Dalam penyelidikan lanjutan Hirawasa tak bisa memberikan alibi saat perampokan terjadi, Polisi juga menemukan catatan penipuan bank yang pernah dilakukan oleh Hirasawa dan saat mengecek akun Hirasawa, Polisi juga menemukan jumlah uang yang sesuai dengan uang yang dirampok. Saat ditanyai tentang darimana uang itu berasal Hirasawa juga menolak untuk menjelaskan dengan alasan pribadi. Hal ini tentu menambah kecurigaan Polisi apalagi setelah itu 2 korban yang selamat menyatakan Hirasawa sebagai perampok yang mereka lihat. Tak berselang lama Hirasawa akhirya memberikan pengakuan tertuls bahwa dia melakukan perampokan tersebut. Hrasawa kemudian ditahan dengan tuduhan perampokan dan pembunuhan, tak lama kemudian pada tahun 1950 Hirawasa akhirnya dijatuhi hukuan mati dengan cara di gantung. Kasus ini akhirnya selesai dan terpecahkan, tapi apakah benar begitu?

Setelah proses peradilan selesai banyak orang justru ragu jika Hirasawa merupakan tersangka yang sesungguhnya. Terlebih lagi belakangan diketahui pengakuan Hirasawa sebagai tersangka meupakan hasil dari penyiksaan saat interogasi.

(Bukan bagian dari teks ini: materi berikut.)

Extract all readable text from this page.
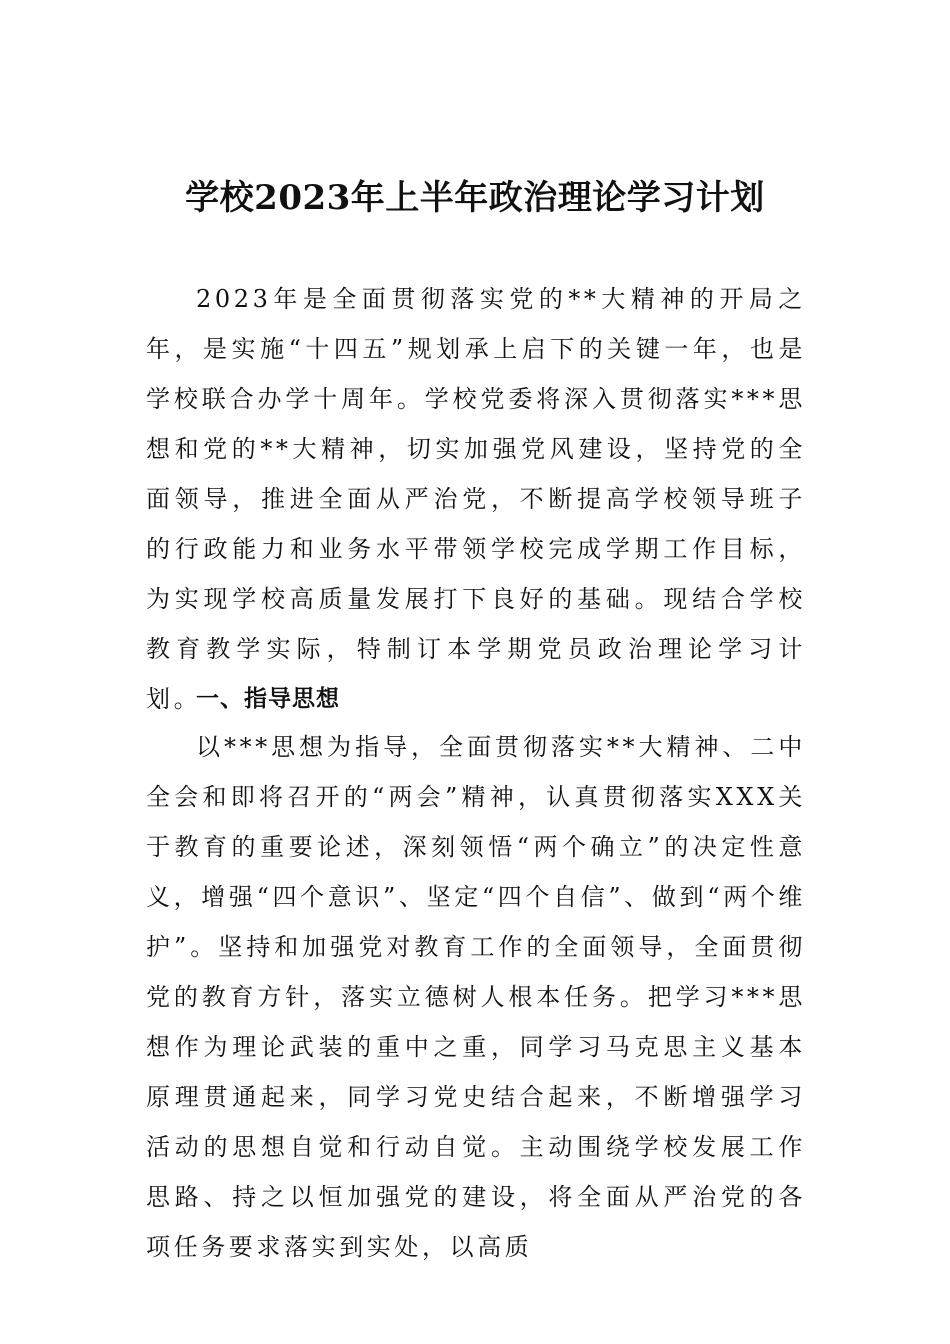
学校2023年上半年政治理论学习计划

2023年是全面贯彻落实党的**大精神的开局之年，是实施“十四五”规划承上启下的关键一年，也是学校联合办学十周年。学校党委将深入贯彻落实***思想和党的**大精神，切实加强党风建设，坚持党的全面领导，推进全面从严治党，不断提高学校领导班子的行政能力和业务水平带领学校完成学期工作目标，为实现学校高质量发展打下良好的基础。现结合学校教育教学实际，特制订本学期党员政治理论学习计划。

一、指导思想

以***思想为指导，全面贯彻落实**大精神、二中全会和即将召开的“两会”精神，认真贯彻落实XXX关于教育的重要论述，深刻领悟“两个确立”的决定性意义，增强“四个意识”、坚定“四个自信”、做到“两个维护”。坚持和加强党对教育工作的全面领导，全面贯彻党的教育方针，落实立德树人根本任务。把学习***思想作为理论武装的重中之重，同学习马克思主义基本原理贯通起来，同学习党史结合起来，不断增强学习活动的思想自觉和行动自觉。主动围绕学校发展工作思路、持之以恒加强党的建设，将全面从严治党的各项任务要求落实到实处，以高质
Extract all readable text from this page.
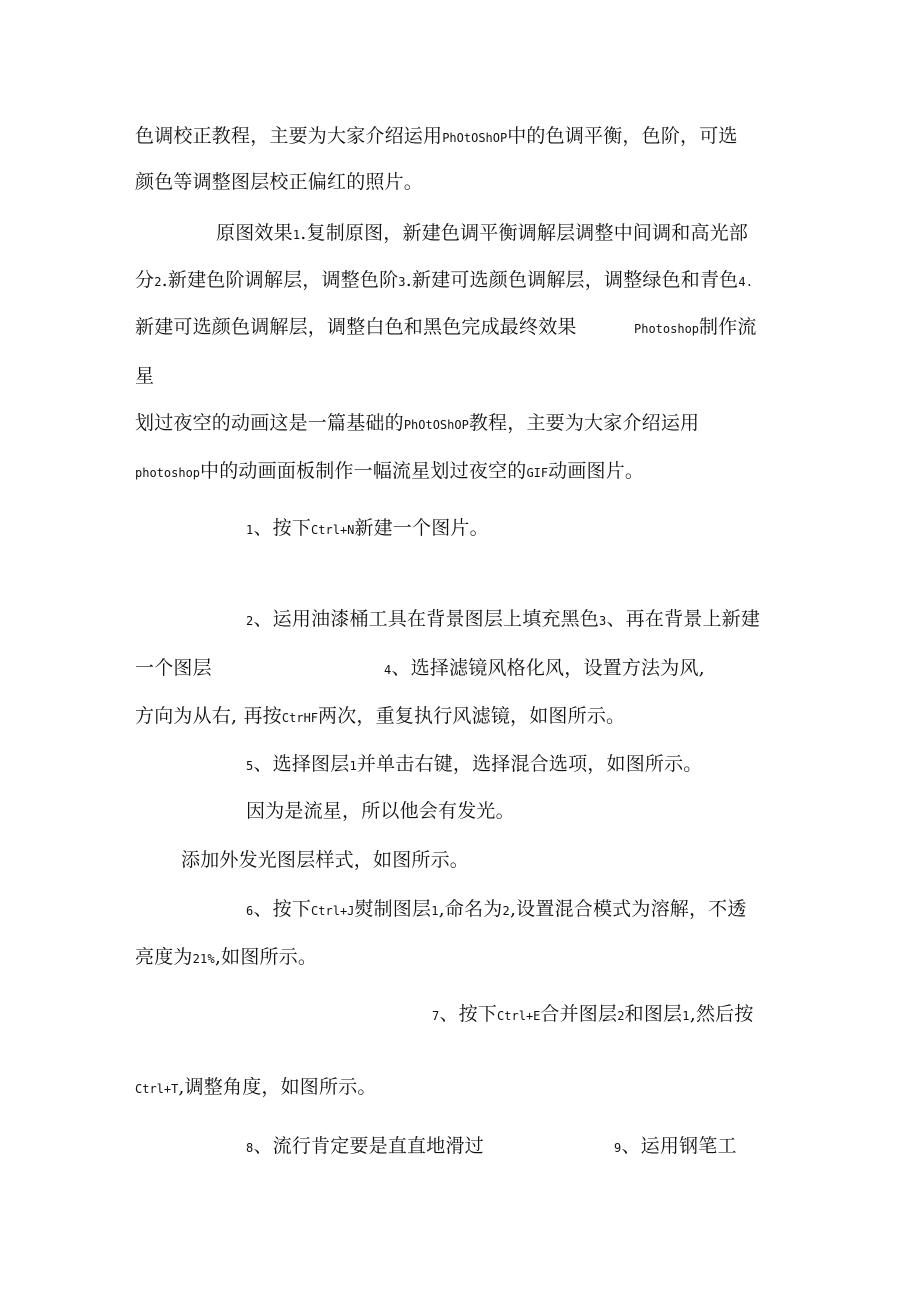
色调校正教程，主要为大家介绍运用PhOtOShOP中的色调平衡，色阶，可选
颜色等调整图层校正偏红的照片。
原图效果1.复制原图，新建色调平衡调解层调整中间调和高光部
分2.新建色阶调解层，调整色阶3.新建可选颜色调解层，调整绿色和青色4.
新建可选颜色调解层，调整白色和黑色完成最终效果	Photoshop制作流
星
划过夜空的动画这是一篇基础的PhOtOShOP教程，主要为大家介绍运用
photoshop中的动画面板制作一幅流星划过夜空的GIF动画图片。
1、按下Ctrl+N新建一个图片。
2、运用油漆桶工具在背景图层上填充黑色3、再在背景上新建
一个图层	4、选择滤镜风格化风，设置方法为风,
方向为从右, 再按CtrHF两次，重复执行风滤镜，如图所示。
5、选择图层1并单击右键，选择混合选项，如图所示。
因为是流星，所以他会有发光。
添加外发光图层样式，如图所示。
6、按下Ctrl+J熨制图层1,命名为2,设置混合模式为溶解，不透
亮度为21%,如图所示。
7、按下Ctrl+E合并图层2和图层1,然后按
Ctrl+T,调整角度，如图所示。
8、流行肯定要是直直地滑过	9、运用钢笔工
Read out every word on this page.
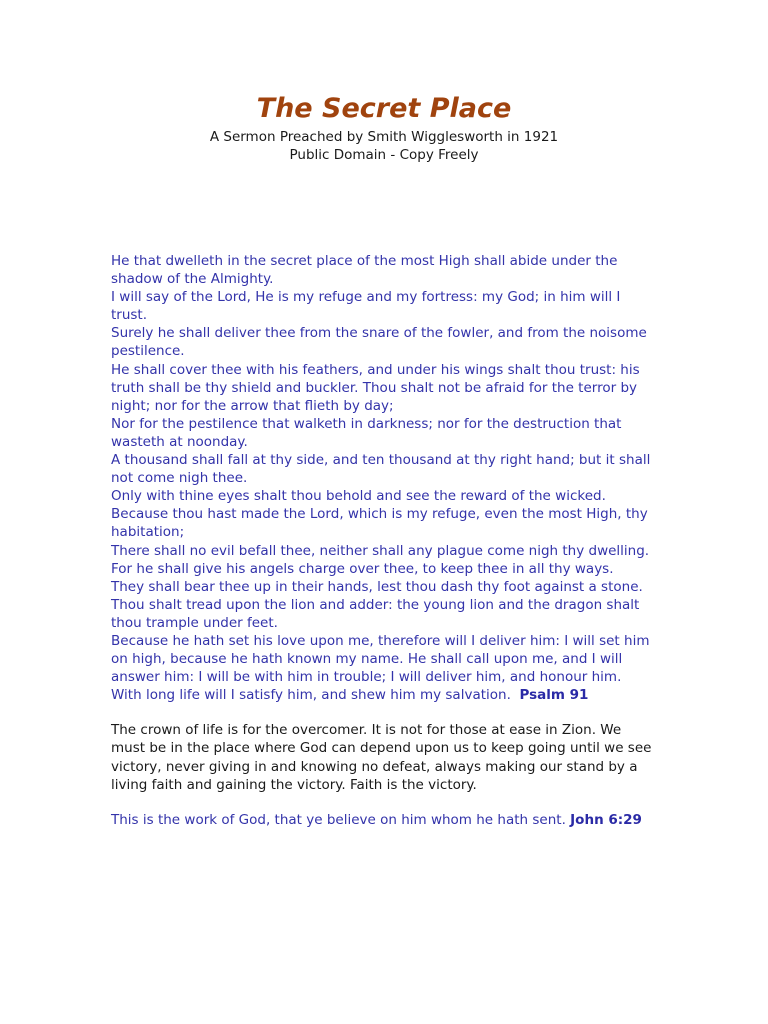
The Secret Place

A Sermon Preached by Smith Wigglesworth in 1921

Public Domain - Copy Freely

He that dwelleth in the secret place of the most High shall abide under the
shadow of the Almighty.
I will say of the Lord, He is my refuge and my fortress: my God; in him will I
trust.
Surely he shall deliver thee from the snare of the fowler, and from the noisome
pestilence.
He shall cover thee with his feathers, and under his wings shalt thou trust: his
truth shall be thy shield and buckler. Thou shalt not be afraid for the terror by
night; nor for the arrow that flieth by day;
Nor for the pestilence that walketh in darkness; nor for the destruction that
wasteth at noonday.
A thousand shall fall at thy side, and ten thousand at thy right hand; but it shall
not come nigh thee.
Only with thine eyes shalt thou behold and see the reward of the wicked.
Because thou hast made the Lord, which is my refuge, even the most High, thy
habitation;
There shall no evil befall thee, neither shall any plague come nigh thy dwelling.
For he shall give his angels charge over thee, to keep thee in all thy ways.
They shall bear thee up in their hands, lest thou dash thy foot against a stone.
Thou shalt tread upon the lion and adder: the young lion and the dragon shalt
thou trample under feet.
Because he hath set his love upon me, therefore will I deliver him: I will set him
on high, because he hath known my name. He shall call upon me, and I will
answer him: I will be with him in trouble; I will deliver him, and honour him.
With long life will I satisfy him, and shew him my salvation. Psalm 91
The crown of life is for the overcomer. It is not for those at ease in Zion. We
must be in the place where God can depend upon us to keep going until we see
victory, never giving in and knowing no defeat, always making our stand by a
living faith and gaining the victory. Faith is the victory.
This is the work of God, that ye believe on him whom he hath sent. John 6:29
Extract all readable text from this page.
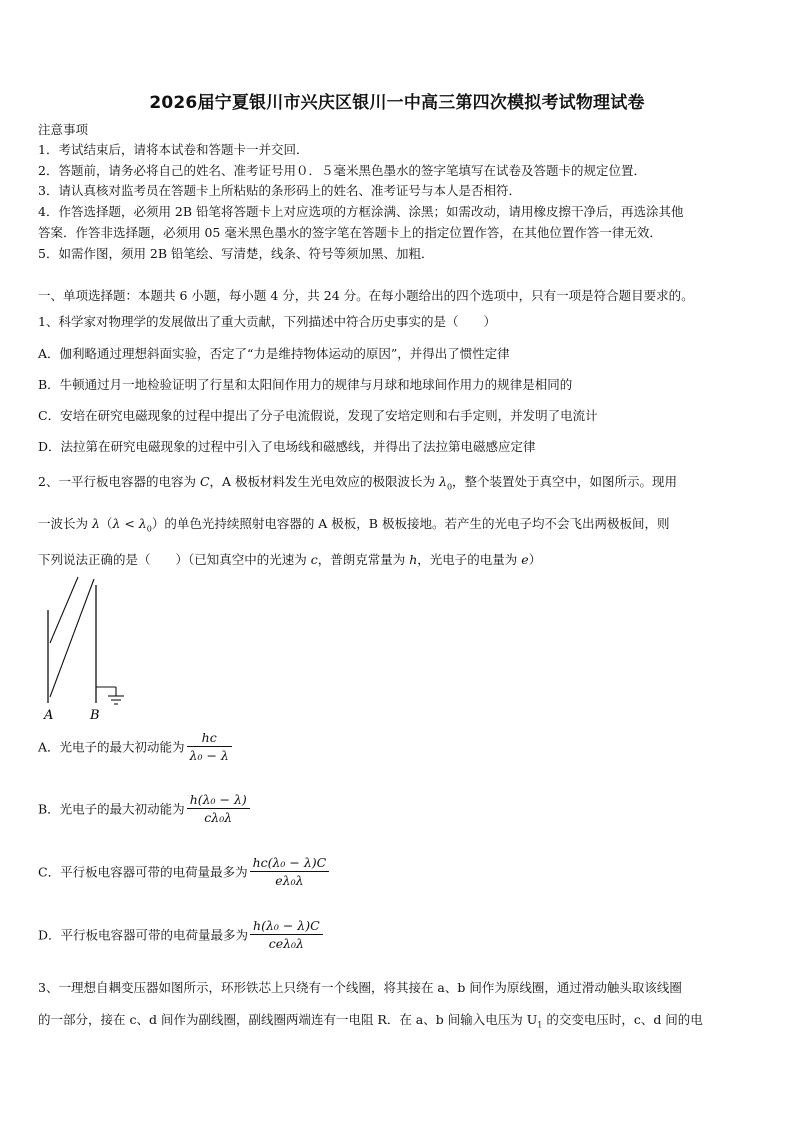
2026届宁夏银川市兴庆区银川一中高三第四次模拟考试物理试卷
注意事项
1．考试结束后，请将本试卷和答题卡一并交回．
2．答题前，请务必将自己的姓名、准考证号用０．５毫米黑色墨水的签字笔填写在试卷及答题卡的规定位置．
3．请认真核对监考员在答题卡上所粘贴的条形码上的姓名、准考证号与本人是否相符．
4．作答选择题，必须用 2B 铅笔将答题卡上对应选项的方框涂满、涂黑；如需改动，请用橡皮擦干净后，再选涂其他
答案．作答非选择题，必须用 05 毫米黑色墨水的签字笔在答题卡上的指定位置作答，在其他位置作答一律无效．
5．如需作图，须用 2B 铅笔绘、写清楚，线条、符号等须加黑、加粗．
一、单项选择题：本题共 6 小题，每小题 4 分，共 24 分。在每小题给出的四个选项中，只有一项是符合题目要求的。
1、科学家对物理学的发展做出了重大贡献，下列描述中符合历史事实的是（　　）
A．伽利略通过理想斜面实验，否定了“力是维持物体运动的原因”，并得出了惯性定律
B．牛顿通过月一地检验证明了行星和太阳间作用力的规律与月球和地球间作用力的规律是相同的
C．安培在研究电磁现象的过程中提出了分子电流假说，发现了安培定则和右手定则，并发明了电流计
D．法拉第在研究电磁现象的过程中引入了电场线和磁感线，并得出了法拉第电磁感应定律
2、一平行板电容器的电容为 C，A 极板材料发生光电效应的极限波长为 $\lambda_0$，整个装置处于真空中，如图所示。现用
一波长为 $\lambda(\lambda < \lambda_0)$的单色光持续照射电容器的 A 极板，B 极板接地。若产生的光电子均不会飞出两极板间，则
下列说法正确的是（　　）（已知真空中的光速为 c，普朗克常量为 h，光电子的电量为 e）
A	B
A．光电子的最大初动能为 $\frac{hc}{\text{λ₀ − λ}}$
B．光电子的最大初动能为 $\frac{\text{h(λ₀ − λ)}}{\text{cλ₀λ}}$
C．平行板电容器可带的电荷量最多为 $\frac{\text{hc(λ₀ − λ)C}}{\text{eλ₀λ}}$
D．平行板电容器可带的电荷量最多为 $\frac{\text{h(λ₀ − λ)C}}{\text{ceλ₀λ}}$
3、一理想自耦变压器如图所示，环形铁芯上只绕有一个线圈，将其接在 a、b 间作为原线圈，通过滑动触头取该线圈
的一部分，接在 c、d 间作为副线圈，副线圈两端连有一电阻 R．在 a、b 间输入电压为 $U_1$ 的交变电压时，c、d 间的电
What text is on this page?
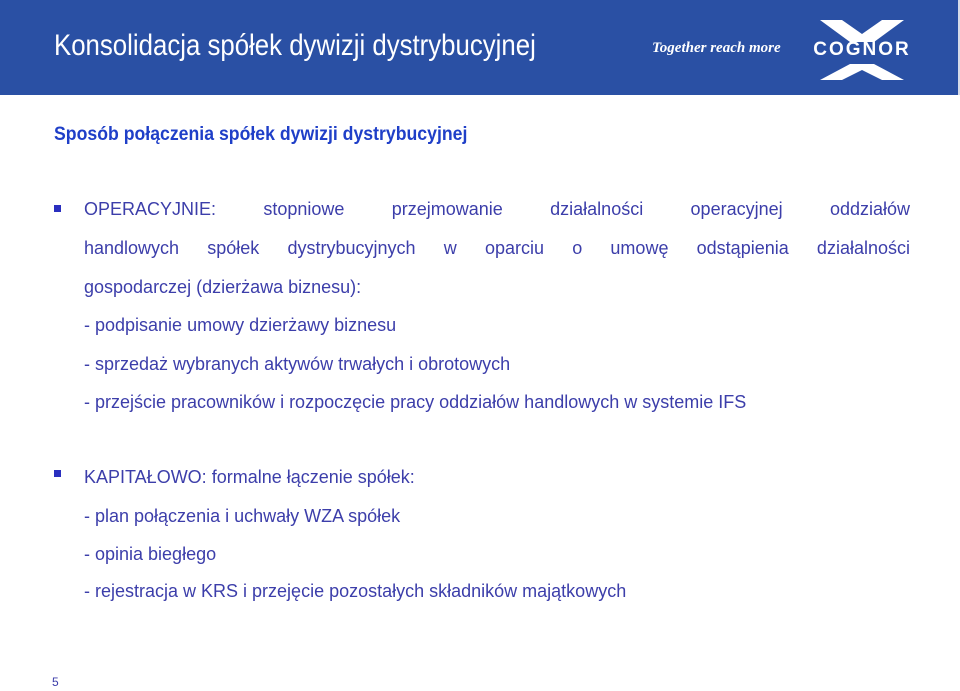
Konsolidacja spółek dywizji dystrybucyjnej	Together reach more COGNOR
Sposób połączenia spółek dywizji dystrybucyjnej
OPERACYJNIE: stopniowe przejmowanie działalności operacyjnej oddziałów
handlowych spółek dystrybucyjnych w oparciu o umowę odstąpienia działalności
gospodarczej (dzierżawa biznesu):
- podpisanie umowy dzierżawy biznesu
- sprzedaż wybranych aktywów trwałych i obrotowych
- przejście pracowników i rozpoczęcie pracy oddziałów handlowych w systemie IFS
KAPITAŁOWO: formalne łączenie spółek:
- plan połączenia i uchwały WZA spółek
- opinia biegłego
- rejestracja w KRS i przejęcie pozostałych składników majątkowych
5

Pengakuan dua orang saksi yang menyatakan Hirasawa sebagai juga diragukan karena mereka hanya melihat sekilas wajah tersangka. Hal ini memunculkan kecurigaan pada pihak Polisi yang terkesan buru-buru saat menyelesaikan kasus ini dan mengabaikan pengakuan Hirasawa tentang pencopetan yang terjadi. Jumlah uang dalam akun Hirasawa yang tak bisa djelaskan belakangan juga diketahui merupakan hasil penjualan lukisan begituan yang dibuat oleh Hirasawa sebagai bisnis sampinganya. Hirasawa menolak mengakui hal ini pada masa interogasi karena dapat mencoreng nama baiknya sebagai seorang pelukis.

Fakta lain yang membuat orang ragu adalah karena racun yang digunakan dalam perampokan ini rupanya adalah racun tinggkat tinggi yang biasanya hanya dimiliki oleh pihak militer. Racun seperi ini tentu mustahil untuk didapatkan oleh seorang pelukis, kecurigaan warga kemudian mengarah pada "Unit 731" sebuah kelompok pasukan khusus yang merupakan spesialis dalam pembuatan racun pemusnah massal yang dibentuk kekaisaran Jepang pada masa perang dunia ke II. Kecurigaan ini rupanya juga sampai ke telinga Mentri Kehakiman yang juga meragukan Hirasawa sebagai tersangka perampokan. Alhasil selama bertahun-tahun Mentri Kehakiman yang menjabat selalu menolak untuk menandatangi surat putusan hukuman mati Hirasawa. Akibatya Hirasawa harus mendekam selama 32 tahun dipenjara sebagai tahana  hukuman mati tanpa ada kejelasan. Hirasawa sendiri akhirnya meninggal pada 10 Mei 1987 akibat Pneumonia di rumah sakit penjara.

Disamping putusan hukum yang sudah ada, banyak orang menganggap kasus ini belum terpecahkan dan jika saja Polisi mau lebih teliti mungkin tersangka yang sebenarnya bisa tertangkap.

Sahabat anehdidunia.com itulah kasus perampokan bank di Jepang yang belum terpecahkan dan masih menjadi misteri hingga saat ini.